Some stockpiling to prepare should times turn perilous
By RICK MONTGOMERY
The Kansas City Star
JILL TOYOSHIBA
Just planted, the garden of Ron and Jan Owens near Lawson, Mo., is big enough to sustain everyone on their rural cul-de-sac should summer bring disaster — economical or meteorological. “If they’re not as well prepared for whatever might happen, we’d like them to know everything on our property would be theirs, too,” Ron said.
Ammo. Canned goods. Vegetable seeds. Fortified water by the case.
They are reportedly flying off the shelves, these staples of the stockpile crowd.
“Survivalist” isn’t the right term, not in a downturn that has got everyone nervous. “Preparedness” or “self-sufficiency” — that is what they are saying.
Adhesive bandages. Gardens in the works — be they victory gardens or, as some prefer, “crisis gardens.”
The closet off the living room in the Owens home near Lawson, Mo., isn’t huge, but it’s organized.
Heavy coats, sweatshirts and Ron Owens’ cap collection greet wife, Jan, as she enters and flips the light. She pulls back the heavy coats.
There, on a rack covering the wall: Nonfat dry milk. Rice.

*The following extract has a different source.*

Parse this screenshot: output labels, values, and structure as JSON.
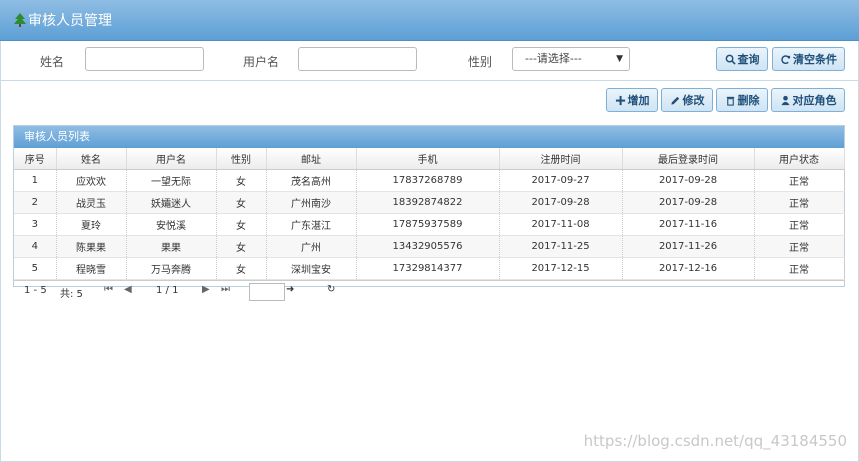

A cast-iron skillet.
“You never know when you’ll need it,” she said of the food supplies she began stockpiling five months ago.
Jan is a cheery person who works in a nursing home. She apologizes for the cramped closet, just up the stairs from the cramped basement bathroom where more essentials are stuffed behind a curtain: Stewed tomatoes. First aid in a suitcase. Large bottles of liquor.
“Er … that’s for snakebite,” deadpans Ron, who works in alternative fuels and holds an MBA.